With the 1,000-foot overruns on either side of the runway, it’s essentially 15,503-by-300.

“It’s something to see when you’re coming from above,” Smith said. “It’s deceptive how wide it is. As you’re landing, you think you’re farther away from it than you are.”

The runways at Will Rogers World Airport are 150 feet wide, he noted.

“This is a freakish chunk of pavement,” Smith said.

The other runway at the Space Port is 5,200-by-75. Adjacent to it is another mass of 96 acres of paved parking and storage.

“All that concrete together, I contend is probably the biggest chunk of pavement in North America,” Smith said.

The Air Force didn’t stop there.

A flourishing metropolis was constructed, complete with a medical clinic, drug stores, a theater and more. Most of Burns Flat’s residents currently live in the former base housing, as well.

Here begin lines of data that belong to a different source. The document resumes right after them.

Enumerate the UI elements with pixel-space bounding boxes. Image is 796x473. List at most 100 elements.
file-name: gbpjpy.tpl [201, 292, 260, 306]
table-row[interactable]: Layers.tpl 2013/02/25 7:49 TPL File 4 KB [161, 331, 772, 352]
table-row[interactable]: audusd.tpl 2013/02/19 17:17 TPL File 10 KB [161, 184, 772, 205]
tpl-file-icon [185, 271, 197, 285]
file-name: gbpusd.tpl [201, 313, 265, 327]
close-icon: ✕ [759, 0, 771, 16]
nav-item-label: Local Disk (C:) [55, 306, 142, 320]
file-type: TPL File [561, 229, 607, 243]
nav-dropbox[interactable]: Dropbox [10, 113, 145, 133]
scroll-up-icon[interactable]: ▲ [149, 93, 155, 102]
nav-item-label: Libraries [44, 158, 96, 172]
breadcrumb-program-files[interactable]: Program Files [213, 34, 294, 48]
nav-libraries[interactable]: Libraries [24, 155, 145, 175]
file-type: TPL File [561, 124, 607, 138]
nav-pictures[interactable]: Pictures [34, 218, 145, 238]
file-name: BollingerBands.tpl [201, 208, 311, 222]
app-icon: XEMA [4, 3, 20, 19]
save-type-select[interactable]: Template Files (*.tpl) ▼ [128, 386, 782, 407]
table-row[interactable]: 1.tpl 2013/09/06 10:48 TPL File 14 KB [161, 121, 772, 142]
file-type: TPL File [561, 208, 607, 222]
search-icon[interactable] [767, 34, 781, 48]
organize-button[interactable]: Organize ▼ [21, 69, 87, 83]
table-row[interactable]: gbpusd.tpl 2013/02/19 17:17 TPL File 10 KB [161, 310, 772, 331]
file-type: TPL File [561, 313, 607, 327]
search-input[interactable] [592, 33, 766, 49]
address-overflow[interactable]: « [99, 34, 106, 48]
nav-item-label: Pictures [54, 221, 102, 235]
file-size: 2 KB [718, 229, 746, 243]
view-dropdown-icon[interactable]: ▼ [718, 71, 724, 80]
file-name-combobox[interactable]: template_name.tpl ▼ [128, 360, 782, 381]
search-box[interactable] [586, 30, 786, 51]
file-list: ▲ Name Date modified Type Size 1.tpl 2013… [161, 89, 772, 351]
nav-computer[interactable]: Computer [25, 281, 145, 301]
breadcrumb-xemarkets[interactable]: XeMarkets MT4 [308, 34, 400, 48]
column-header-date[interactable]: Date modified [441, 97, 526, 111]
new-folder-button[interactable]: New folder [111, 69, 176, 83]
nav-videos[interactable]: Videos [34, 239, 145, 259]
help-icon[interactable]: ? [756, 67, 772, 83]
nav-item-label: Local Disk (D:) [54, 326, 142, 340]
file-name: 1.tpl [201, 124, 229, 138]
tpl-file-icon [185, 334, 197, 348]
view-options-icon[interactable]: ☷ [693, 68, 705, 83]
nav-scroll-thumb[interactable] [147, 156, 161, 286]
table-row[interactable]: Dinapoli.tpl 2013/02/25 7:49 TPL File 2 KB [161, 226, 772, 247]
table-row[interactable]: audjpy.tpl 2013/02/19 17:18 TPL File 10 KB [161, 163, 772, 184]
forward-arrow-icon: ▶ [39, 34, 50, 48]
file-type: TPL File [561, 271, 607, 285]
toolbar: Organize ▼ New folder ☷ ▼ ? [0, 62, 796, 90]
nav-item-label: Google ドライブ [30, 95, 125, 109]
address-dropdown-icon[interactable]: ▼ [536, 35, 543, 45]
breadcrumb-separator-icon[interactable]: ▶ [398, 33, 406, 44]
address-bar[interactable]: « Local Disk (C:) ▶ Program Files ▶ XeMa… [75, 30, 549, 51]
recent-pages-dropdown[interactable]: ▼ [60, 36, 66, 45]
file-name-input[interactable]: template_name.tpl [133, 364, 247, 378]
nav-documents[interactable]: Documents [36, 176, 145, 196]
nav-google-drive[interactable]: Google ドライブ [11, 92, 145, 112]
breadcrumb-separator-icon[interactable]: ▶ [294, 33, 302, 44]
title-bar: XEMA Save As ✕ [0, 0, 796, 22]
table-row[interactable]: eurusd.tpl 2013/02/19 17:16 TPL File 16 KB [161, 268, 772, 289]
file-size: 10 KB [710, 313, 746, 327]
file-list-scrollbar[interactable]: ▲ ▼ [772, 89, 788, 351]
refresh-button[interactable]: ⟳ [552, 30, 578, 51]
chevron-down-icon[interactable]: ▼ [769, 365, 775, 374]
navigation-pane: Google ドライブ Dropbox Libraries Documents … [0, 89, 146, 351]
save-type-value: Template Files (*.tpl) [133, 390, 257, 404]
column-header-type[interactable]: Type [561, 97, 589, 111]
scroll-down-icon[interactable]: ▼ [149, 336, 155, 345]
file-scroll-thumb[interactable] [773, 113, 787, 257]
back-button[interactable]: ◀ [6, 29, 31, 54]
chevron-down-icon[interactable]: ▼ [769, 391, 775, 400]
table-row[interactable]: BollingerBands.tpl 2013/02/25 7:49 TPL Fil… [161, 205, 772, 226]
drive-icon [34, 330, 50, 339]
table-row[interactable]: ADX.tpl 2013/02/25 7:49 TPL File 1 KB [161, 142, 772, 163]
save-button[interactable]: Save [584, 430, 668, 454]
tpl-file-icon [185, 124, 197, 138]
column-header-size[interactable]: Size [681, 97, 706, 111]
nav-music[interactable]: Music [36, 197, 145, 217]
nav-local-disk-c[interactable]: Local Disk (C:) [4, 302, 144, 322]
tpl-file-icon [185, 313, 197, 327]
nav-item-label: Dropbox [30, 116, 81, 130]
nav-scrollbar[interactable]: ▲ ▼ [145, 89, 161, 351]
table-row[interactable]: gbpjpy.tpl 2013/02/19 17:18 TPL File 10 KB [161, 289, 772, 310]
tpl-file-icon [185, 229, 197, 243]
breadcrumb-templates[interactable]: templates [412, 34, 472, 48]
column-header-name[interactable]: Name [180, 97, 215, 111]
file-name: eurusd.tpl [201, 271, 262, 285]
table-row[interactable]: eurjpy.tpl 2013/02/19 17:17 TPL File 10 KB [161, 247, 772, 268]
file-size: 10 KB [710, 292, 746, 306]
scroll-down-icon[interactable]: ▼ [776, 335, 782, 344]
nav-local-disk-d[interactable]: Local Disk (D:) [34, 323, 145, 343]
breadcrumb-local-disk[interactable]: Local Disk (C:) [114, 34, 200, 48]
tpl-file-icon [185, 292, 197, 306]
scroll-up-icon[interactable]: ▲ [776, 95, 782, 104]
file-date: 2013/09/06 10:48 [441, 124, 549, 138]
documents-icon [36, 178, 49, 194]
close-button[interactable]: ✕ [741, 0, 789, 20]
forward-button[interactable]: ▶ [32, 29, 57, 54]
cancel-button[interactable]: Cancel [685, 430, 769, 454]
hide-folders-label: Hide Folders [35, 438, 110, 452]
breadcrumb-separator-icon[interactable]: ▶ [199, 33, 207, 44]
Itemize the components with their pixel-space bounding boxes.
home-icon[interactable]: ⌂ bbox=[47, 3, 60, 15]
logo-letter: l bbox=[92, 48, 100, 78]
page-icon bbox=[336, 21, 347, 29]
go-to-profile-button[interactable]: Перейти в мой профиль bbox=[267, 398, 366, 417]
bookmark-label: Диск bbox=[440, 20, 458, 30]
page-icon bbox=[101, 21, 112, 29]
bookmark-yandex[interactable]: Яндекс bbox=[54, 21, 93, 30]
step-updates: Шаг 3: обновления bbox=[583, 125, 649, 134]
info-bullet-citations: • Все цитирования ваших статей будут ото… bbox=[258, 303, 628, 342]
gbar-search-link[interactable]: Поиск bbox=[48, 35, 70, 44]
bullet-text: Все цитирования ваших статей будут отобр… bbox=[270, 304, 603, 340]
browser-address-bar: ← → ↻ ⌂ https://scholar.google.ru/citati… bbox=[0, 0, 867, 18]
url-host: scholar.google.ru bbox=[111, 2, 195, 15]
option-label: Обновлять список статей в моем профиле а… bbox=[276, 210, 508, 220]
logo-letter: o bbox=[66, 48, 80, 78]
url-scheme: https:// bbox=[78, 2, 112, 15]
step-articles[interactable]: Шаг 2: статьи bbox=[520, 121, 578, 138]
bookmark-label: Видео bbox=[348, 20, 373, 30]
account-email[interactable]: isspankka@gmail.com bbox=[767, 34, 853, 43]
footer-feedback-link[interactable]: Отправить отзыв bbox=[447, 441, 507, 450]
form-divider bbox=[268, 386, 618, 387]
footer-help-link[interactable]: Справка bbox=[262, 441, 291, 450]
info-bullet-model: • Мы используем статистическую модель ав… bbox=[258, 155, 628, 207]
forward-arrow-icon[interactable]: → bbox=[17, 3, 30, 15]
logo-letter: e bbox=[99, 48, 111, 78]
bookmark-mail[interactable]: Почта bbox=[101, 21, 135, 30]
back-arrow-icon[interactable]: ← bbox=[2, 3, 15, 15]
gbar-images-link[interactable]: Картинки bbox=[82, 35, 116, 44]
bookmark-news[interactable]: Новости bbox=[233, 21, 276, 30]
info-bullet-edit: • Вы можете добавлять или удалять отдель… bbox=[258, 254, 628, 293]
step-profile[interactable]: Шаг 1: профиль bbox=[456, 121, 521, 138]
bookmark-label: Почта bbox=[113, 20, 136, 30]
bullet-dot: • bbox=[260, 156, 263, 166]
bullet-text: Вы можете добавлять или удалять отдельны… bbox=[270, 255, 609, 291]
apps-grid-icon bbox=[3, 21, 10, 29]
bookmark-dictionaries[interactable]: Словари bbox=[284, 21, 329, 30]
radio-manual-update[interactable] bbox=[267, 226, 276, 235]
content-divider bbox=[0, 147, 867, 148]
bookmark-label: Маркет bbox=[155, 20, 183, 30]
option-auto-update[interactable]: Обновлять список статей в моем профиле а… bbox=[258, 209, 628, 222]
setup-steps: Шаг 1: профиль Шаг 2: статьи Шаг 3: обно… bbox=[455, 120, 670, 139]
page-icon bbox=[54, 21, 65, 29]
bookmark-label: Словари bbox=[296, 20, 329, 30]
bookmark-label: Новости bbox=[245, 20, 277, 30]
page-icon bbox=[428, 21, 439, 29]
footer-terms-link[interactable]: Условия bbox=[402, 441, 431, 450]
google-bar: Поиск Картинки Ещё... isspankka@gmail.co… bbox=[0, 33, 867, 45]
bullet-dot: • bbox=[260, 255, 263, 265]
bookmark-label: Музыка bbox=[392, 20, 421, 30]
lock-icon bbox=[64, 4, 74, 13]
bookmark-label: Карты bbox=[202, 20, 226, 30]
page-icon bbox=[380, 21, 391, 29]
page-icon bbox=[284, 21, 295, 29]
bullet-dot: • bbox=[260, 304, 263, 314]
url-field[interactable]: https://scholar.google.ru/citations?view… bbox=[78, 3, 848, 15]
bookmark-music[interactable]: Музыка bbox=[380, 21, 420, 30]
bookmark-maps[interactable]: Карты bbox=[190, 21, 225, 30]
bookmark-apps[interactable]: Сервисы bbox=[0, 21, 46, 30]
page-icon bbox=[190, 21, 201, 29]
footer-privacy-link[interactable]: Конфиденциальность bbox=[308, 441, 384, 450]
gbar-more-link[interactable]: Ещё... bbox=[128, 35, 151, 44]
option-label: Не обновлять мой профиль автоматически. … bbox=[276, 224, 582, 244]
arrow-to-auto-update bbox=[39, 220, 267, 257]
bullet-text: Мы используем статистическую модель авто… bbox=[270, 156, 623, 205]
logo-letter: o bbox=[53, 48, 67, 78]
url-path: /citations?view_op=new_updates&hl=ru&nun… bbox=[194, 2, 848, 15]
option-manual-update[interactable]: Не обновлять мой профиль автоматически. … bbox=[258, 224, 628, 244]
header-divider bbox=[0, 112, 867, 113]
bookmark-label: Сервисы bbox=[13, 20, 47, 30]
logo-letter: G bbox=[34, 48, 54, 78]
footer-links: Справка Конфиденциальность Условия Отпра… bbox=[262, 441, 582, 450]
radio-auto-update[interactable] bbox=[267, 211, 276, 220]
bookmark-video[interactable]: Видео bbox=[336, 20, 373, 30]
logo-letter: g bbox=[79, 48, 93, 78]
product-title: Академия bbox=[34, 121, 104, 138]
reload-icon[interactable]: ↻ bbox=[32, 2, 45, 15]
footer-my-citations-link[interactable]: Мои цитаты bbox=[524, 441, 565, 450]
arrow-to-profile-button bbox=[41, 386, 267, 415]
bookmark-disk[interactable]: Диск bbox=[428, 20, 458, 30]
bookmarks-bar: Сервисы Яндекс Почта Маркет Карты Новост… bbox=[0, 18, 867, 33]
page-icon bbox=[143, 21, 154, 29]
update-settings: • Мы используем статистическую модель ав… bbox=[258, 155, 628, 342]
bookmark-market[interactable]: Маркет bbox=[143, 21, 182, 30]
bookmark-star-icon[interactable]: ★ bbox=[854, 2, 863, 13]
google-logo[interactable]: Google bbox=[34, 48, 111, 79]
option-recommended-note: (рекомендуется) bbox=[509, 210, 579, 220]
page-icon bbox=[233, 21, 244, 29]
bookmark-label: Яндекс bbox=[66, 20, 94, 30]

The remnants of the city are what the authority calls its Industrial Park. One of Smith’s roles is to essentially be mayor of the park, as he maintains the water system and utilities.

From 1954-1969, the airport was a Strategic Air Command Base.

The Air Force would later turn the airport back over to Clinton, with the caveat of acquiring it back for military purposes if needed, as well as the area encompassing educational components. Cue Western Technology Center.

The airport is also available for public use, as pilots can land and take off from it.

It took about five to six years for the state to acquire the property from Clinton in 1999. Former Yukon City Manager Grayson Bottom was the city manager in Clinton throughout this time.

The state took over Clinton-Sherman in 2006, securing its license in June of that year.

There are now more than 12 inland space ports throughout the nation. U.S. space companies began emerging on the scene in the early 2000s, as well.

“If we can get companies to recognize, if this isn’t the place you want to take your ship off from, perhaps you can land it here,” Smith said. “That’s probably going to be the future — point-to-point travel.”